Blinatumomab, a bispecific T-cell engager (BiTE), was engineered to link CD19 on B-cell malignancies with CD3 on T cells, activating cytotoxic T-cell responses. The antibody was produced using CHO cells, ensuring stability and scalability for clinical use.
Due to concerns about cytokine release syndrome (CRS), researchers conducted preclinical safety studies in chimpanzees before initiating human trials. Blinatumomab demonstrated strong efficacy in B-cell acute lymphoblastic leukemia (B-ALL), leading to FDA approval in 2014.
The approval of blinatumomab accelerated interest in bispecific antibodies, leading to the development of newer formats such as the DuoBody and BiTEs, which now include multiple FDA-approved agents for hematologic and solid tumors.
Checkpoint inhibitors revolutionized oncology by shifting the focus from direct tumor targeting to immune system modulation. The discovery of CTLA-4 as a negative regulator of T-cell activation in the 1980s laid the foundation for checkpoint blockade therapy.
Medarex developed ipilimumab, an anti-CTLA-4 antibody, to enhance T-cell-mediated anti-tumor responses. Despite initial skepticism, clinical trials demonstrated long-term survival benefits in melanoma patients, leading to FDA approval in 2011.
The success of ipilimumab encouraged further development of immune checkpoint inhibitors, including anti-PD-1 and anti-PD-L1 antibodies such as nivolumab and pembrolizumab, which have since been approved for multiple cancer types.
Traditionally, cancer drugs were approved based on tumor origin (e.g., breast or lung cancer). This changed with pembrolizumab, an anti-PD-1 antibody, which received the first tissue-agnostic FDA approval in 2017.
The approval was based on studies showing that tumors with high microsatellite instability (MSI-high) responded to pembrolizumab regardless of cancer type. This marked a shift toward biomarker-driven therapy rather than organ-based classification.
Following pembrolizumab’s success, other tissue-agnostic approvals have followed, including trastuzumab deruxtecan for HER2-expressing solid tumors.
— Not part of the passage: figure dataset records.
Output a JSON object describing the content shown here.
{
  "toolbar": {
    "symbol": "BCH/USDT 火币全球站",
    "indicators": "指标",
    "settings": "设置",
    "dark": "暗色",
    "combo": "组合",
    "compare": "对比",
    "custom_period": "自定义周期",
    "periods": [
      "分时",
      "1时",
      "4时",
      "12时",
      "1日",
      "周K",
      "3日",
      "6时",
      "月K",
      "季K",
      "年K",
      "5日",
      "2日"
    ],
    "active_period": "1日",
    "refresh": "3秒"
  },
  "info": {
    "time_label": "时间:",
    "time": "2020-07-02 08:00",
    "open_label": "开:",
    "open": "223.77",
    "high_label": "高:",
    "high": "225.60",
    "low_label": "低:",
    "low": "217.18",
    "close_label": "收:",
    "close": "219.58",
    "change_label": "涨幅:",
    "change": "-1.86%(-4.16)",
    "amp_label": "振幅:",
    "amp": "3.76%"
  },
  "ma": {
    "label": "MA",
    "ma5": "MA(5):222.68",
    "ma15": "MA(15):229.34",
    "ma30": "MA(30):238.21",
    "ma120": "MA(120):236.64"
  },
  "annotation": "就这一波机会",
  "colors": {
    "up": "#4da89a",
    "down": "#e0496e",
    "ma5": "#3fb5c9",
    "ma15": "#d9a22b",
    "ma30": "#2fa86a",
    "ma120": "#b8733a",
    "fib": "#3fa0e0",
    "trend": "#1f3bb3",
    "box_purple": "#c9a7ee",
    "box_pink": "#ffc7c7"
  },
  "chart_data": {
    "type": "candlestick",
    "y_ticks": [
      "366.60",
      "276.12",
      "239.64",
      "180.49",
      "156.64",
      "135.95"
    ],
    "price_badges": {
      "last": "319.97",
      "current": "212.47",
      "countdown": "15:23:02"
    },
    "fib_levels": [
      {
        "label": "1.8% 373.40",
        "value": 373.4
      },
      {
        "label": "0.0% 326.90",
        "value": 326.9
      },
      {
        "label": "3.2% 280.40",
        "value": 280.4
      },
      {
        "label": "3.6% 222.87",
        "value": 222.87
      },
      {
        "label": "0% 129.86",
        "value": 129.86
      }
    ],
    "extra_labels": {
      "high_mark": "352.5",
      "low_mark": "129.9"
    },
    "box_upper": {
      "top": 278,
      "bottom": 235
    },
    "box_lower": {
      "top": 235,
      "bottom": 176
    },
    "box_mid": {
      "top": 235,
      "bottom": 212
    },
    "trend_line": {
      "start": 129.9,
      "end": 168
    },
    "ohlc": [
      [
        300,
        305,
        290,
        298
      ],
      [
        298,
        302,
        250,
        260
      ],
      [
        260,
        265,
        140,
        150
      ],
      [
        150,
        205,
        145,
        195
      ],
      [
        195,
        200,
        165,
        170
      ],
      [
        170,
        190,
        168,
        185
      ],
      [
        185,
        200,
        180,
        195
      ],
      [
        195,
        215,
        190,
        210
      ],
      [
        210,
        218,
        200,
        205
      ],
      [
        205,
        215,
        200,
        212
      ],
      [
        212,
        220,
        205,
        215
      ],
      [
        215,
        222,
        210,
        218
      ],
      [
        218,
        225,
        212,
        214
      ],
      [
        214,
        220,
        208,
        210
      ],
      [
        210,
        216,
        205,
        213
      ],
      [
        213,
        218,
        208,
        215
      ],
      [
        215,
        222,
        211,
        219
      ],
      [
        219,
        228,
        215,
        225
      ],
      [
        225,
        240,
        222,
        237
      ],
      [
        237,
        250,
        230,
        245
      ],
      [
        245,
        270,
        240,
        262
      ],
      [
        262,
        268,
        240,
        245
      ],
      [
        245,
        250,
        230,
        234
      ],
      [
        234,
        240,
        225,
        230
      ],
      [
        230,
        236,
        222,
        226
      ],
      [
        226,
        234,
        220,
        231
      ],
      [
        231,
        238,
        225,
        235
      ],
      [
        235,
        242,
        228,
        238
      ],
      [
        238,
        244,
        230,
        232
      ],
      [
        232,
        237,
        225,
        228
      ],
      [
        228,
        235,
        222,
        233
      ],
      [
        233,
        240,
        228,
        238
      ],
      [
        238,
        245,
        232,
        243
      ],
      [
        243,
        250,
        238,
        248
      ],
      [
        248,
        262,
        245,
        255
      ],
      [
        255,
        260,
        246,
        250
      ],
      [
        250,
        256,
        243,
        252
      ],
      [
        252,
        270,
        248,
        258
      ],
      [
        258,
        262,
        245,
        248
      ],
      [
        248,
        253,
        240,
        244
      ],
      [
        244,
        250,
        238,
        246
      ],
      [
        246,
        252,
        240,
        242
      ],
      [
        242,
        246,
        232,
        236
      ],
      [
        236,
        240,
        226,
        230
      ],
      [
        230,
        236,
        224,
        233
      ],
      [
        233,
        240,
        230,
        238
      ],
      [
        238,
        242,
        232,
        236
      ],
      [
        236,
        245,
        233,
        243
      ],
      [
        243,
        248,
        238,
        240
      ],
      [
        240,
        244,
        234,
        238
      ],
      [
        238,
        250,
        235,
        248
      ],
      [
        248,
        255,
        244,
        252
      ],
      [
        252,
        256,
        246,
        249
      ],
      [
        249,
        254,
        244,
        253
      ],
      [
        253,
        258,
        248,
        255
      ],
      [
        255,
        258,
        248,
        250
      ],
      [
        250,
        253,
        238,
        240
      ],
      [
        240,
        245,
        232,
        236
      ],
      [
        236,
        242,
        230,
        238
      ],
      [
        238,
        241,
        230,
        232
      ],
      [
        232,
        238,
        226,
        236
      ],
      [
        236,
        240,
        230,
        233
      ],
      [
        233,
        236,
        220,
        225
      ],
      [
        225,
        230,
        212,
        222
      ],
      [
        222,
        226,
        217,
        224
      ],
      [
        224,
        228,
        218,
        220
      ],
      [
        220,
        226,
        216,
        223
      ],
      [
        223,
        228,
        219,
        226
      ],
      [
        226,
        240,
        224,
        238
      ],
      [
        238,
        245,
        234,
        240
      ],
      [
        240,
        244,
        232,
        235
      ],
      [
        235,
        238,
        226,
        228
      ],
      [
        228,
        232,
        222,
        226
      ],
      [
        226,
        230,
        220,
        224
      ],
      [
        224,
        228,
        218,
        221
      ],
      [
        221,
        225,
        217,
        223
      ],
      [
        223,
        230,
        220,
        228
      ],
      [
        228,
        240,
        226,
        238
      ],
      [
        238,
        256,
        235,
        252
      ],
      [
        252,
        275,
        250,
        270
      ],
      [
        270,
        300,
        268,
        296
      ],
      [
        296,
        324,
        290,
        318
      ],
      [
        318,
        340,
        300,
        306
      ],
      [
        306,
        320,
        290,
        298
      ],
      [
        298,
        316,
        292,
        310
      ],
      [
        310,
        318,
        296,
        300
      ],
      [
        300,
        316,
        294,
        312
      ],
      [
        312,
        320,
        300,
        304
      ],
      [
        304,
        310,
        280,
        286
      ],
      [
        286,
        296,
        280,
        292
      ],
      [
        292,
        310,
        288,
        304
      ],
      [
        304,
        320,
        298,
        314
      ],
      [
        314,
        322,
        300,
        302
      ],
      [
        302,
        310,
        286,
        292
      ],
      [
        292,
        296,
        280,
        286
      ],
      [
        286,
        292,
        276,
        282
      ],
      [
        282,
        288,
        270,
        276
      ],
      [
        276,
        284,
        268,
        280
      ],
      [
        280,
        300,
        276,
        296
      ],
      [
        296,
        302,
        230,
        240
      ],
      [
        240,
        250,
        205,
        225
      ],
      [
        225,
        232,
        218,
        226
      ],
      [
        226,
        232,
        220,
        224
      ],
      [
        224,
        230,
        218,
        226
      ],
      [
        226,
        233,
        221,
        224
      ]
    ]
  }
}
The trend toward biomarker-based approvals continues to reshape oncology drug development.
These events have shaped antibody-based drug development, setting the stage for continued innovation in oncology. Advances in ADCs, bispecific antibodies, and immune checkpoint inhibitors have expanded treatment options for patients, with newer formats such as multi-specific antibodies and antibody-mimetics poised to further enhance therapeutic efficacy. The close collaboration between academia and industry remains crucial in driving the next generation of antibody therapies.